As Washington’s second term as president was coming to an end, candidates began vying for his office. Their supporters started to band together and give themselves names. Supporters of John Adams called themselves Federalists while supporters of Thomas Jefferson called themselves Democratic-Republicans.
It was the birth of the party system in American politics and Washington saw trouble, so much so that he issued a warning in his farewell address when he left office.
“The alternate domination of one faction over another, sharpened by the spirit of revenge, natural to party dissension, which in different ages and countries has perpetrated the most horrid enormities, is itself a frightful despotism,” warned Washington. “… It serves always to distract the public councils and enfeeble the public administration. It agitates the community with ill-founded jealousies and false alarms, kindles the animosity of one part against another, foments occasionally riot and insurrection. It opens the door to foreign influence and corruption, which finds a facilitated access to the government itself through the channels of party passions.”
Washington wrote this in 1796, but he described our current political conditions in 2017 perfectly.
Washington added, “Without looking forward to an extremity of this kind the common and continual mischiefs of the spirit of party are sufficient to make it the interest and duty of a wise people to discourage and restrain it.”
Yes Washington warned us, but we haven’t listened.
In every election cycle since Washington, things have grown a little more partisan.
Now we face a crisis in this country. No longer does the leadership in our nation’s capital think of we the people. Instead, they think of Democrat versus Republican.
If Democrats propose legislation, good or bad, the Republicans feel they must oppose it. Likewise, if the Republicans propose legislation, good or bad, the Democrats feel they must oppose it.
Party “whips” move through the aisles and along the hallways making sure that legislators vote the party lines instead of what we who elected them desire. Republican and Democrat national committees control hundreds of millions, if not billions, of dollars to reward those who toe the party line or to punish those who don’t.
Gone is the time when, as former Tennessee Sen. Howard Baker said, you listened to what the other person had to say because, for all you know, they may be right.
Now instead of working together for the greater good, the two parties spend a ridiculous amount of time in hearings on Capitol Hill trying to damage each other’s reputation and dig up dirt for the next election.
In the middle of it all, it is we the people who suffer.
However, I believe that with the wisdom of George Washington and the framers of the Constitution, along with some common sense ideas, we could get our country back on course.
First, all who run for public office should run unaffiliated. No Democrat, no Republican, no Libertarian, just their name.

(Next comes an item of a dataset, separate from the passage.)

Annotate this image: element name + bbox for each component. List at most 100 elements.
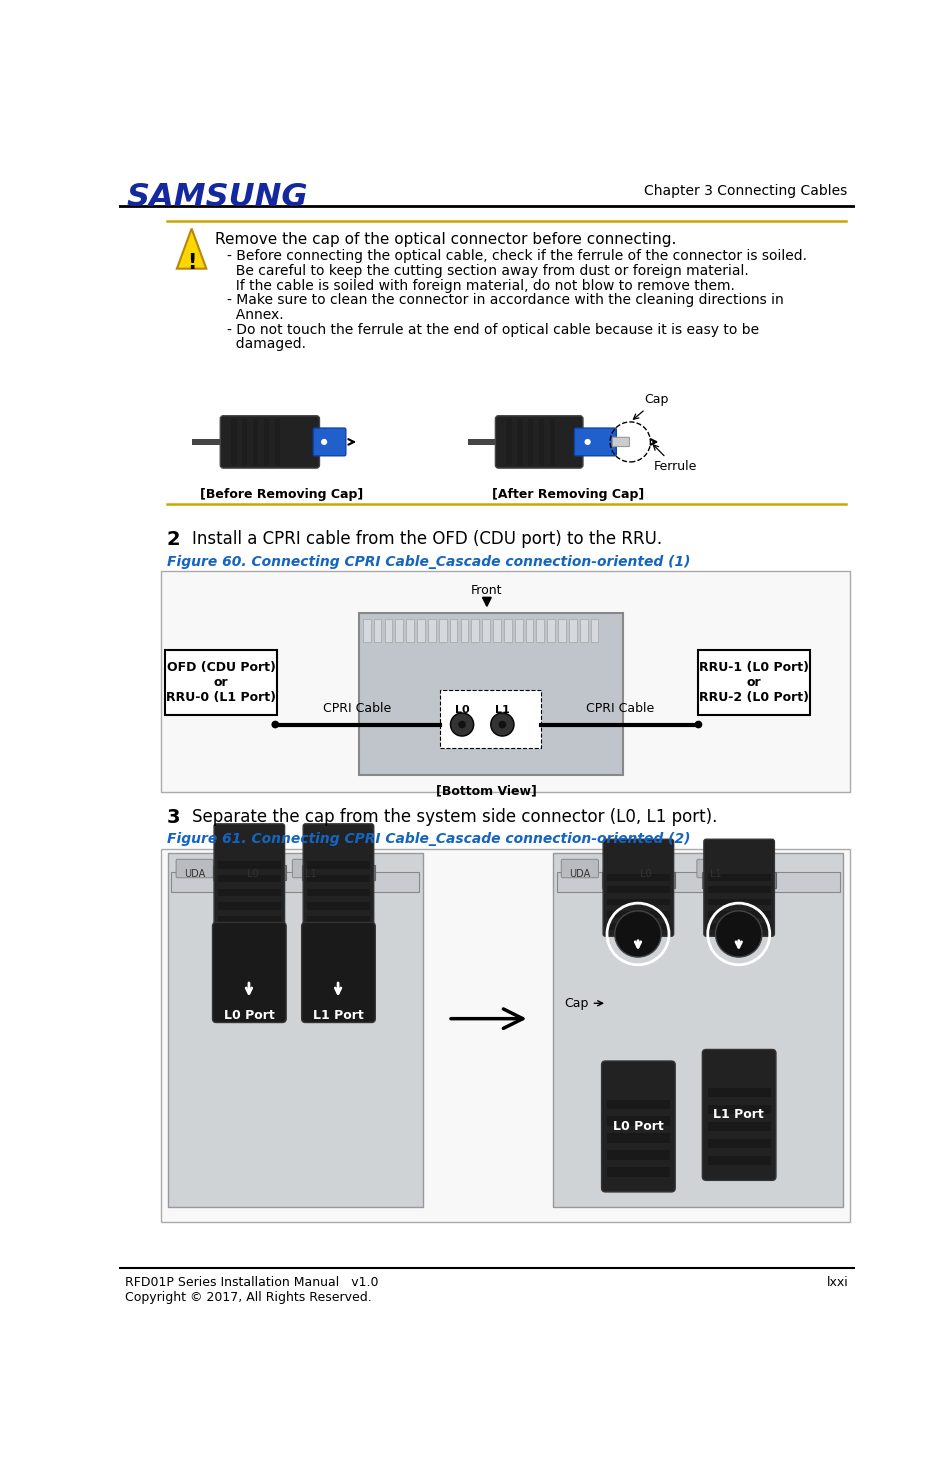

Eliminate the political parties so that, as Washington wanted it, you would vote for the person and they would represent us, not toe some party line.
Second, we keep the Electoral College but change it to where each state has the same number of votes. This is how many of the framers of our Constitution wanted it, but the larger states objected. The resulting compromise of what we have today was reached instead, with states awarded votes based on the number of congressmen and senators.
I believe by giving the states an equal number of electoral votes, say 10, then all states would have an equal say in the election. No more “flyover” states and no more “battleground” states. The states of Montana and Rhode Island would be equal to Texas and California. Plus, it would have the additional effect of making all voters equal as each person would be deciding on how 10 electoral votes would be distributed regardless of what state they were voting in.
Third, all states would have their primaries on the same day. The top five candidates getting the most electoral votes nationally would then advance to the main election.
OK, I admit that this third idea is mostly mine. But I think many of you would agree that our primaries go on for far too long, burning out any enthusiasm most people would have for our electoral process.
Fourth, no president — vice president tickets. The candidate with the most electoral votes in the main election is president with the runner-up being the vice president.
This is how our presidential elections used to be. John Adams was George Washington’s vice president not because Washington picked him, but because he finished second in the voting to Washington.
Having the runner-up in the vice president’s role puts an alternative voice in the executive branch of the government. Instead of someone in lockstep with the president — same political party, same political beliefs — you have someone who will question the president and offer a different viewpoint representing different political beliefs.
To sum up, we need to heed Washington’s warning and get back to the roots of our political system before we lose our democracy and our freedoms.